Carmen Miranda é uma peça-chave na construção da imagem de moda que o Brasil tem no exterior. Em função de sua fama extrema ela criou uma personagem colorida e alegre, que se transformou no sinônimo de brasilidade. Hoje alguns criadores nacionais têm espaço lá fora, contudo, o caráter folclórico gerado pela estrela não foi totalmente substituído. Sua figura é fascinante e está intrínseca no imaginário mundial, por isso não é raro algum estilista revisita-la.

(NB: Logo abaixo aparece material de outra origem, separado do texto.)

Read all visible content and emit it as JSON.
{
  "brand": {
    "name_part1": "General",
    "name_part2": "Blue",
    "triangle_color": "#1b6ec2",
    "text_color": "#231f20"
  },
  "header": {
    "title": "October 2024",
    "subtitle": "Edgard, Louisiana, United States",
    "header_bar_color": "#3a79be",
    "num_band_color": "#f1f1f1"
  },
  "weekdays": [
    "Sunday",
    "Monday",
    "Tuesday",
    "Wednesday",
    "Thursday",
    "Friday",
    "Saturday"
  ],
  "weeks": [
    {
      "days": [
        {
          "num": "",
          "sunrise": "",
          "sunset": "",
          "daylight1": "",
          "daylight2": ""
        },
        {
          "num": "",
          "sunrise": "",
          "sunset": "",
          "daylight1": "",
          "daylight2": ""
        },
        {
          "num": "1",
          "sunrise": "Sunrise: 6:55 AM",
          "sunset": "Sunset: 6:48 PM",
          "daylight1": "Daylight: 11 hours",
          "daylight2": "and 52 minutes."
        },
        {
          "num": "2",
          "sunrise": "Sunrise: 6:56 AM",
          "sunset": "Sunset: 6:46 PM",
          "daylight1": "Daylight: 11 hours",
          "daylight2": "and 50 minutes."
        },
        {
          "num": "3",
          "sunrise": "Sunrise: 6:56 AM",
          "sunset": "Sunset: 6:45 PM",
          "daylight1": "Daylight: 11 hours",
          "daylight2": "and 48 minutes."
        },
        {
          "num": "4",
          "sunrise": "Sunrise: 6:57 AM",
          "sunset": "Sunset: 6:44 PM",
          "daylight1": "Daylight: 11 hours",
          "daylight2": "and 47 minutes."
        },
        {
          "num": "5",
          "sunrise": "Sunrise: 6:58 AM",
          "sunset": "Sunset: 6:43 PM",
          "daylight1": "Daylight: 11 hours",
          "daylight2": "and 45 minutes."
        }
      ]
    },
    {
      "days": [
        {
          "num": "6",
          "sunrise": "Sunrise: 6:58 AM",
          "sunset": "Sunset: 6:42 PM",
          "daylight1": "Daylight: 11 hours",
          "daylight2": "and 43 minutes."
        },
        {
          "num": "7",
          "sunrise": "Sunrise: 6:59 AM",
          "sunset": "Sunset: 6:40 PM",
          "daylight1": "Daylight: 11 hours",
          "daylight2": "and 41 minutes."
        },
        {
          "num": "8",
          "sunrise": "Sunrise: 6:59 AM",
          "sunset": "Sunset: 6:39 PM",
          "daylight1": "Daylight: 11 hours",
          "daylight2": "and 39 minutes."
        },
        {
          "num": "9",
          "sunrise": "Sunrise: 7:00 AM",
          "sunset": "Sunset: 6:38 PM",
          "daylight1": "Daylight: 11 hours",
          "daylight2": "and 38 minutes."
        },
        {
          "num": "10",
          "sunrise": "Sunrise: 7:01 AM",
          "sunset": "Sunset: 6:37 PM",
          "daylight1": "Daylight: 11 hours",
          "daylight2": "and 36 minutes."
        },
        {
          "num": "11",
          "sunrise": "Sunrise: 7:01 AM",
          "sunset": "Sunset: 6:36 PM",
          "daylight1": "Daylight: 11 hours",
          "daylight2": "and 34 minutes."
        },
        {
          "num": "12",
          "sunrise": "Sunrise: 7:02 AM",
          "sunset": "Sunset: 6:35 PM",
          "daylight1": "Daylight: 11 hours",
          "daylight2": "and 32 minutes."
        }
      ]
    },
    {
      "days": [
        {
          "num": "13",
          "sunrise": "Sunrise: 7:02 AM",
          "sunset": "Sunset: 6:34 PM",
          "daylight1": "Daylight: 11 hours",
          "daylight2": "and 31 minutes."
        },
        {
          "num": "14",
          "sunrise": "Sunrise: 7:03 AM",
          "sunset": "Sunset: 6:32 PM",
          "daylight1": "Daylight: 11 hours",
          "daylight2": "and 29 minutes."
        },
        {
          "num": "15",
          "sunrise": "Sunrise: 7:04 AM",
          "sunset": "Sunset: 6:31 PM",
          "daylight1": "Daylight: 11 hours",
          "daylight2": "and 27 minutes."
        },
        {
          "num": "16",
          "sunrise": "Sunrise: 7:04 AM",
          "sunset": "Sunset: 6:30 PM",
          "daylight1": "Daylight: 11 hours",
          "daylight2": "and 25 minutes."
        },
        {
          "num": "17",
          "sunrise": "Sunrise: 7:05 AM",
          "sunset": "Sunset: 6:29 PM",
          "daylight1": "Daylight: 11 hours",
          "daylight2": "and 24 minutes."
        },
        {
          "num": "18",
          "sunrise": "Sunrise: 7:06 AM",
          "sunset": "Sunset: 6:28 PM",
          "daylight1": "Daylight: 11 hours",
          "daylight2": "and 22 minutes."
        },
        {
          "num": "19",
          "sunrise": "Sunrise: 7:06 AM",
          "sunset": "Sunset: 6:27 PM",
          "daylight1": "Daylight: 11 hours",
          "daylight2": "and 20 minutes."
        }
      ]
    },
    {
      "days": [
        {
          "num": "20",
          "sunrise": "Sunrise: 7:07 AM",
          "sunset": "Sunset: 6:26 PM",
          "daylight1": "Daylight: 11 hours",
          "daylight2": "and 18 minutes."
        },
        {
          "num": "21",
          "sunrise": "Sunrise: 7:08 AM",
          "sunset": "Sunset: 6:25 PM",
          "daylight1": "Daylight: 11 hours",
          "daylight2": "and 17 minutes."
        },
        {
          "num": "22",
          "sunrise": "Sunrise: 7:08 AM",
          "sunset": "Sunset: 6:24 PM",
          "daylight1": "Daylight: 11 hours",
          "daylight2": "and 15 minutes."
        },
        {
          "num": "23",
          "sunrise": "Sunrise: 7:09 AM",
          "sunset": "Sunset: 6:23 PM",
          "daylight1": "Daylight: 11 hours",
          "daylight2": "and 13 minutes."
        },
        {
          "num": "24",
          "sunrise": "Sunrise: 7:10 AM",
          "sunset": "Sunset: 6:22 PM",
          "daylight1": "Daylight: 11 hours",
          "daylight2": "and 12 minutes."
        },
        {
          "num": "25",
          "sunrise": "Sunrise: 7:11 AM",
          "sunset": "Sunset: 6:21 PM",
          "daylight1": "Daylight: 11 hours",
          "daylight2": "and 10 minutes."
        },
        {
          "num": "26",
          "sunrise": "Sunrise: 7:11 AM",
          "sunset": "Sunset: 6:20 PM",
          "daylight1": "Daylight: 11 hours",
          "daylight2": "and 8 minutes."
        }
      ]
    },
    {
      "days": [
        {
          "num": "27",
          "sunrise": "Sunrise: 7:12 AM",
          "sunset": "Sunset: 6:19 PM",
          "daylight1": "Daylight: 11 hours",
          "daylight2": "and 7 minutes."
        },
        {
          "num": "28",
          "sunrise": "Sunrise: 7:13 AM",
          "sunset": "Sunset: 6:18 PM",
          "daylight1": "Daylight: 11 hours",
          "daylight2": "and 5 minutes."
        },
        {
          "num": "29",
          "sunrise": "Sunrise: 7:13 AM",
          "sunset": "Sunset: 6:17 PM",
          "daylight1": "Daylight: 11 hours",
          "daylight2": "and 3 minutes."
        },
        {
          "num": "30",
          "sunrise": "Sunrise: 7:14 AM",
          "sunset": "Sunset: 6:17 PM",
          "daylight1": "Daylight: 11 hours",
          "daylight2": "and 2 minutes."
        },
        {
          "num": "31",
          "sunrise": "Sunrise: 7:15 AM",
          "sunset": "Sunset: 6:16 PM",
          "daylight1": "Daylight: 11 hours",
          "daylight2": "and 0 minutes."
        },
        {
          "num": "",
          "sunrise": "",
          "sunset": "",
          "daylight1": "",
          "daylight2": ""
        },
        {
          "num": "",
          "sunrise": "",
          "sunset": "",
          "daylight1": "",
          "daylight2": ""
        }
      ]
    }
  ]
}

Dentro do espaço dedicado à moda na exposição estavam looks da Salinas, Sta. Ephigênia, Carlos Tufesson e Napoleão Lacerda. Marcas atuais que se inspiraram na artista para criar suas coleções.

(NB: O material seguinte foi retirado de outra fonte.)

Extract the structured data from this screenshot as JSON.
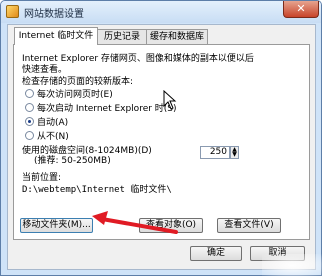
{
  "window": {
    "title": "网站数据设置",
    "close_glyph": "✕"
  },
  "tabs": [
    {
      "label": "Internet 临时文件",
      "active": true
    },
    {
      "label": "历史记录",
      "active": false
    },
    {
      "label": "缓存和数据库",
      "active": false
    }
  ],
  "panel": {
    "description_line1": "Internet Explorer 存储网页、图像和媒体的副本以便以后",
    "description_line2": "快速查看。",
    "check_label": "检查存储的页面的较新版本:",
    "options": [
      {
        "label": "每次访问网页时(E)",
        "checked": false
      },
      {
        "label": "每次启动 Internet Explorer 时(S)",
        "checked": false
      },
      {
        "label": "自动(A)",
        "checked": true
      },
      {
        "label": "从不(N)",
        "checked": false
      }
    ],
    "disk_space_label": "使用的磁盘空间(8-1024MB)(D)",
    "disk_space_recommend": "(推荐: 50-250MB)",
    "disk_space_value": "250",
    "location_label": "当前位置:",
    "location_path": "D:\\webtemp\\Internet 临时文件\\",
    "buttons": {
      "move_folder": "移动文件夹(M)...",
      "view_objects": "查看对象(O)",
      "view_files": "查看文件(V)"
    }
  },
  "footer": {
    "ok": "确定",
    "cancel": "取消"
  },
  "colors": {
    "annotation_arrow": "#e01b24",
    "window_border": "#5d7ea8"
  }
}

A relação da diva com a costura começou cedo. Aos 16 anos aprendeu o oficio quando trabalhou na loja La Femme Chic. Com Madame Boss aprendeu a fazer chapéus, roupas e a cuidar melhor de sua aparência. Logo se tornou uma exímia costureira e, segundo sua recente biografia, ela mesma confeccionava seus figurinos. Em 1933, ela lançou a moda dos casaquinhos masculinos. No ano seguinte, um sapateiro do Catete fez, a seu pedido, os primeiros sapatos plataforma da história. Ela tinha o seios fartos e usava sutiãs que os achatavam.

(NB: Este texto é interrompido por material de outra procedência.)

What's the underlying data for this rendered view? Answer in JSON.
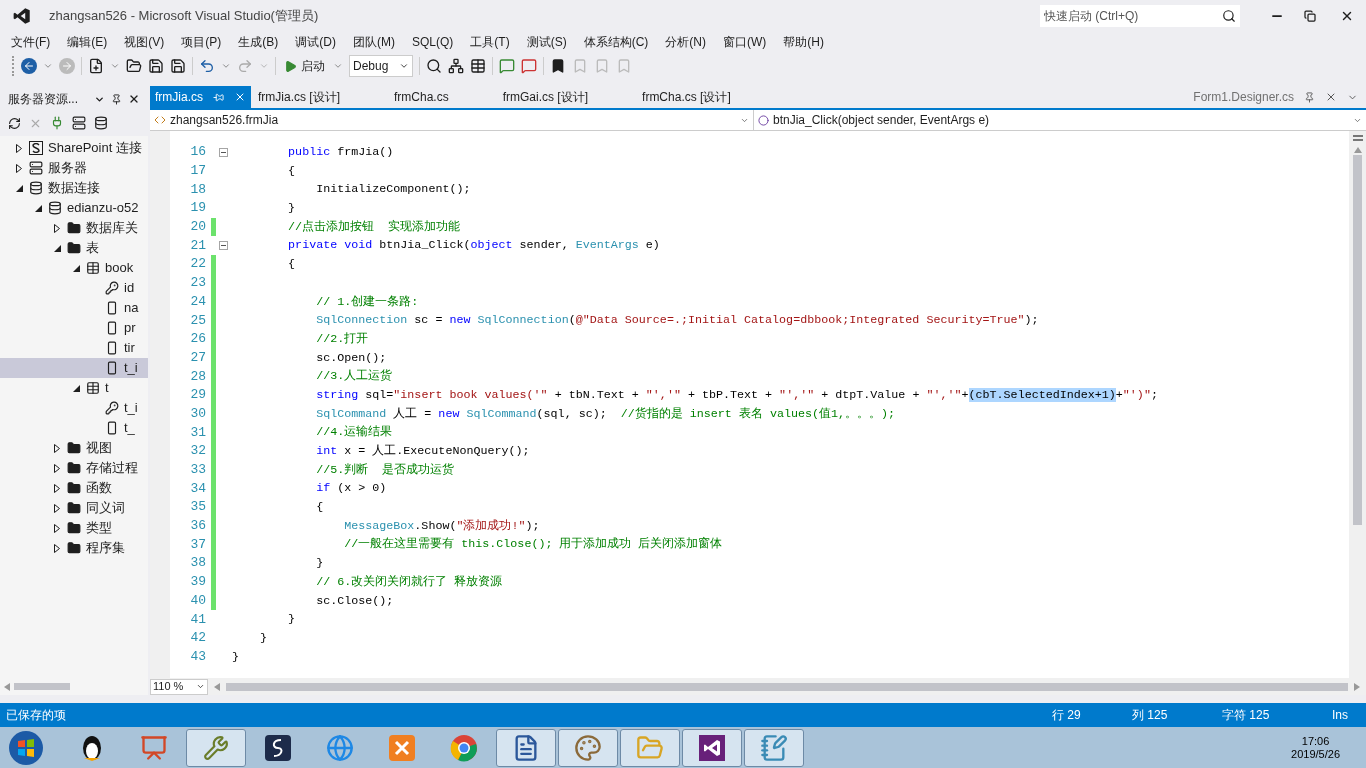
{
  "window": {
    "title": "zhangsan526 - Microsoft Visual Studio(管理员)",
    "quick_launch": {
      "placeholder": "快速启动 (Ctrl+Q)"
    }
  },
  "menu": [
    "文件(F)",
    "编辑(E)",
    "视图(V)",
    "项目(P)",
    "生成(B)",
    "调试(D)",
    "团队(M)",
    "SQL(Q)",
    "工具(T)",
    "测试(S)",
    "体系结构(C)",
    "分析(N)",
    "窗口(W)",
    "帮助(H)"
  ],
  "toolbar": {
    "start_label": "启动",
    "config": "Debug"
  },
  "server_explorer": {
    "title": "服务器资源...",
    "tree": [
      {
        "label": "SharePoint 连接",
        "kind": "sharepoint",
        "expanded": false,
        "selected": false
      },
      {
        "label": "服务器",
        "kind": "server",
        "expanded": false,
        "selected": false
      },
      {
        "label": "数据连接",
        "kind": "dbconn",
        "expanded": true,
        "selected": false,
        "children": [
          {
            "label": "edianzu-o52",
            "kind": "db",
            "expanded": true,
            "selected": false,
            "children": [
              {
                "label": "数据库关",
                "kind": "folder",
                "expanded": false,
                "selected": false
              },
              {
                "label": "表",
                "kind": "folder",
                "expanded": true,
                "selected": false,
                "children": [
                  {
                    "label": "book",
                    "kind": "table",
                    "expanded": true,
                    "selected": false,
                    "children": [
                      {
                        "label": "id",
                        "kind": "key",
                        "selected": false
                      },
                      {
                        "label": "na",
                        "kind": "column",
                        "selected": false
                      },
                      {
                        "label": "pr",
                        "kind": "column",
                        "selected": false
                      },
                      {
                        "label": "tir",
                        "kind": "column",
                        "selected": false
                      },
                      {
                        "label": "t_i",
                        "kind": "column",
                        "selected": true
                      }
                    ]
                  },
                  {
                    "label": "t",
                    "kind": "table",
                    "expanded": true,
                    "selected": false,
                    "children": [
                      {
                        "label": "t_i",
                        "kind": "key",
                        "selected": false
                      },
                      {
                        "label": "t_",
                        "kind": "column",
                        "selected": false
                      }
                    ]
                  }
                ]
              },
              {
                "label": "视图",
                "kind": "folder",
                "expanded": false,
                "selected": false
              },
              {
                "label": "存储过程",
                "kind": "folder",
                "expanded": false,
                "selected": false
              },
              {
                "label": "函数",
                "kind": "folder",
                "expanded": false,
                "selected": false
              },
              {
                "label": "同义词",
                "kind": "folder",
                "expanded": false,
                "selected": false
              },
              {
                "label": "类型",
                "kind": "folder",
                "expanded": false,
                "selected": false
              },
              {
                "label": "程序集",
                "kind": "folder",
                "expanded": false,
                "selected": false
              }
            ]
          }
        ]
      }
    ]
  },
  "tabs": [
    {
      "label": "frmJia.cs",
      "selected": true
    },
    {
      "label": "frmJia.cs [设计]",
      "selected": false
    },
    {
      "label": "frmCha.cs",
      "selected": false
    },
    {
      "label": "frmGai.cs [设计]",
      "selected": false
    },
    {
      "label": "frmCha.cs [设计]",
      "selected": false
    }
  ],
  "preview_tab": "Form1.Designer.cs",
  "nav": {
    "class": "zhangsan526.frmJia",
    "member": "btnJia_Click(object sender, EventArgs e)"
  },
  "code": [
    {
      "n": "16",
      "collapsible": true,
      "changed": false,
      "tokens": [
        {
          "kind": "keyword",
          "text": "        public"
        },
        {
          "kind": "plain",
          "text": " frmJia()"
        }
      ]
    },
    {
      "n": "17",
      "collapsible": false,
      "changed": false,
      "tokens": [
        {
          "kind": "plain",
          "text": "        {"
        }
      ]
    },
    {
      "n": "18",
      "collapsible": false,
      "changed": false,
      "tokens": [
        {
          "kind": "plain",
          "text": "            InitializeComponent();"
        }
      ]
    },
    {
      "n": "19",
      "collapsible": false,
      "changed": false,
      "tokens": [
        {
          "kind": "plain",
          "text": "        }"
        }
      ]
    },
    {
      "n": "20",
      "collapsible": false,
      "changed": true,
      "tokens": [
        {
          "kind": "comment",
          "text": "        //点击添加按钮  实现添加功能"
        }
      ]
    },
    {
      "n": "21",
      "collapsible": true,
      "changed": false,
      "tokens": [
        {
          "kind": "keyword",
          "text": "        private void"
        },
        {
          "kind": "plain",
          "text": " btnJia_Click("
        },
        {
          "kind": "keyword",
          "text": "object"
        },
        {
          "kind": "plain",
          "text": " sender,"
        },
        {
          "kind": "type",
          "text": " EventArgs"
        },
        {
          "kind": "plain",
          "text": " e)"
        }
      ]
    },
    {
      "n": "22",
      "collapsible": false,
      "changed": true,
      "tokens": [
        {
          "kind": "plain",
          "text": "        {"
        }
      ]
    },
    {
      "n": "23",
      "collapsible": false,
      "changed": true
    },
    {
      "n": "24",
      "collapsible": false,
      "changed": true,
      "tokens": [
        {
          "kind": "comment",
          "text": "            // 1.创建一条路:"
        }
      ]
    },
    {
      "n": "25",
      "collapsible": false,
      "changed": true,
      "tokens": [
        {
          "kind": "type",
          "text": "            SqlConnection"
        },
        {
          "kind": "plain",
          "text": " sc ="
        },
        {
          "kind": "keyword",
          "text": " new"
        },
        {
          "kind": "type",
          "text": " SqlConnection"
        },
        {
          "kind": "plain",
          "text": "("
        },
        {
          "kind": "string",
          "text": "@\"Data Source=.;Initial Catalog=dbbook;Integrated Security=True\""
        },
        {
          "kind": "plain",
          "text": ");"
        }
      ]
    },
    {
      "n": "26",
      "collapsible": false,
      "changed": true,
      "tokens": [
        {
          "kind": "comment",
          "text": "            //2.打开"
        }
      ]
    },
    {
      "n": "27",
      "collapsible": false,
      "changed": true,
      "tokens": [
        {
          "kind": "plain",
          "text": "            sc.Open();"
        }
      ]
    },
    {
      "n": "28",
      "collapsible": false,
      "changed": true,
      "tokens": [
        {
          "kind": "comment",
          "text": "            //3.人工运货"
        }
      ]
    },
    {
      "n": "29",
      "collapsible": false,
      "changed": true,
      "tokens": [
        {
          "kind": "keyword",
          "text": "            string"
        },
        {
          "kind": "plain",
          "text": " sql="
        },
        {
          "kind": "string",
          "text": "\"insert book values('\""
        },
        {
          "kind": "plain",
          "text": " + tbN.Text +"
        },
        {
          "kind": "string",
          "text": " \"','\""
        },
        {
          "kind": "plain",
          "text": " + tbP.Text +"
        },
        {
          "kind": "string",
          "text": " \"','\""
        },
        {
          "kind": "plain",
          "text": " + dtpT.Value +"
        },
        {
          "kind": "string",
          "text": " \"','\""
        },
        {
          "kind": "plain",
          "text": "+"
        },
        {
          "kind": "selection",
          "text": "(cbT.SelectedIndex+1)"
        },
        {
          "kind": "plain",
          "text": "+"
        },
        {
          "kind": "string",
          "text": "\"')\""
        },
        {
          "kind": "plain",
          "text": ";"
        }
      ]
    },
    {
      "n": "30",
      "collapsible": false,
      "changed": true,
      "tokens": [
        {
          "kind": "type",
          "text": "            SqlCommand"
        },
        {
          "kind": "plain",
          "text": " 人工 ="
        },
        {
          "kind": "keyword",
          "text": " new"
        },
        {
          "kind": "type",
          "text": " SqlCommand"
        },
        {
          "kind": "plain",
          "text": "(sql, sc);"
        },
        {
          "kind": "comment",
          "text": "  //货指的是 insert 表名 values(值1,。。。);"
        }
      ]
    },
    {
      "n": "31",
      "collapsible": false,
      "changed": true,
      "tokens": [
        {
          "kind": "comment",
          "text": "            //4.运输结果"
        }
      ]
    },
    {
      "n": "32",
      "collapsible": false,
      "changed": true,
      "tokens": [
        {
          "kind": "keyword",
          "text": "            int"
        },
        {
          "kind": "plain",
          "text": " x = 人工.ExecuteNonQuery();"
        }
      ]
    },
    {
      "n": "33",
      "collapsible": false,
      "changed": true,
      "tokens": [
        {
          "kind": "comment",
          "text": "            //5.判断  是否成功运货"
        }
      ]
    },
    {
      "n": "34",
      "collapsible": false,
      "changed": true,
      "tokens": [
        {
          "kind": "keyword",
          "text": "            if"
        },
        {
          "kind": "plain",
          "text": " (x > 0)"
        }
      ]
    },
    {
      "n": "35",
      "collapsible": false,
      "changed": true,
      "tokens": [
        {
          "kind": "plain",
          "text": "            {"
        }
      ]
    },
    {
      "n": "36",
      "collapsible": false,
      "changed": true,
      "tokens": [
        {
          "kind": "type",
          "text": "                MessageBox"
        },
        {
          "kind": "plain",
          "text": ".Show("
        },
        {
          "kind": "string",
          "text": "\"添加成功!\""
        },
        {
          "kind": "plain",
          "text": ");"
        }
      ]
    },
    {
      "n": "37",
      "collapsible": false,
      "changed": true,
      "tokens": [
        {
          "kind": "comment",
          "text": "                //一般在这里需要有 this.Close(); 用于添加成功 后关闭添加窗体"
        }
      ]
    },
    {
      "n": "38",
      "collapsible": false,
      "changed": true,
      "tokens": [
        {
          "kind": "plain",
          "text": "            }"
        }
      ]
    },
    {
      "n": "39",
      "collapsible": false,
      "changed": true,
      "tokens": [
        {
          "kind": "comment",
          "text": "            // 6.改关闭关闭就行了 释放资源"
        }
      ]
    },
    {
      "n": "40",
      "collapsible": false,
      "changed": true,
      "tokens": [
        {
          "kind": "plain",
          "text": "            sc.Close();"
        }
      ]
    },
    {
      "n": "41",
      "collapsible": false,
      "changed": false,
      "tokens": [
        {
          "kind": "plain",
          "text": "        }"
        }
      ]
    },
    {
      "n": "42",
      "collapsible": false,
      "changed": false,
      "tokens": [
        {
          "kind": "plain",
          "text": "    }"
        }
      ]
    },
    {
      "n": "43",
      "collapsible": false,
      "changed": false,
      "tokens": [
        {
          "kind": "plain",
          "text": "}"
        }
      ]
    }
  ],
  "zoom": "110 %",
  "status_bar": {
    "message": "已保存的项",
    "line": "行 29",
    "column": "列 125",
    "char": "字符 125",
    "mode": "Ins"
  },
  "taskbar": {
    "apps": [
      {
        "kind": "penguin",
        "open": false
      },
      {
        "kind": "slides",
        "open": false
      },
      {
        "kind": "tools",
        "open": true
      },
      {
        "kind": "script",
        "open": false
      },
      {
        "kind": "browser",
        "open": false
      },
      {
        "kind": "server",
        "open": false
      },
      {
        "kind": "globe",
        "open": false
      },
      {
        "kind": "document",
        "open": true
      },
      {
        "kind": "palette",
        "open": true
      },
      {
        "kind": "folder",
        "open": true
      },
      {
        "kind": "ide",
        "open": true
      },
      {
        "kind": "notepad",
        "open": true
      }
    ],
    "time": "17:06",
    "date": "2019/5/26"
  }
}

O traje que a imortalizou foi o de baiana usado em “Banana da Terra” de 1938 – que não deixava ver um umbigo. Dorival Caymi além de compor a música “O Que a Baiana Tem”, assessorou Carmem a compor a fantasia repleta de balangandãs, todos muito bem descritos na letra e tudo isso por cinco dólares – pagos à vista.
Até Carmen Miranda, a fantasia de baiana não era bem vista nos bailes de carnaval porque poderia ser feita de chita e como o Brasil copiava a França, era vista como coisa de ralé.
As roupas que a cantora usava eram pesadíssimas. A saia que usou no filme “Copacabana” foi o Record: pesava 12 quilos. Uma curiosidade: Carmen foi uma das primeiras mulheres a fazer uma cirurgia plástica estética no Brasil. Ela operou o nariz, mas não gostou do resultado.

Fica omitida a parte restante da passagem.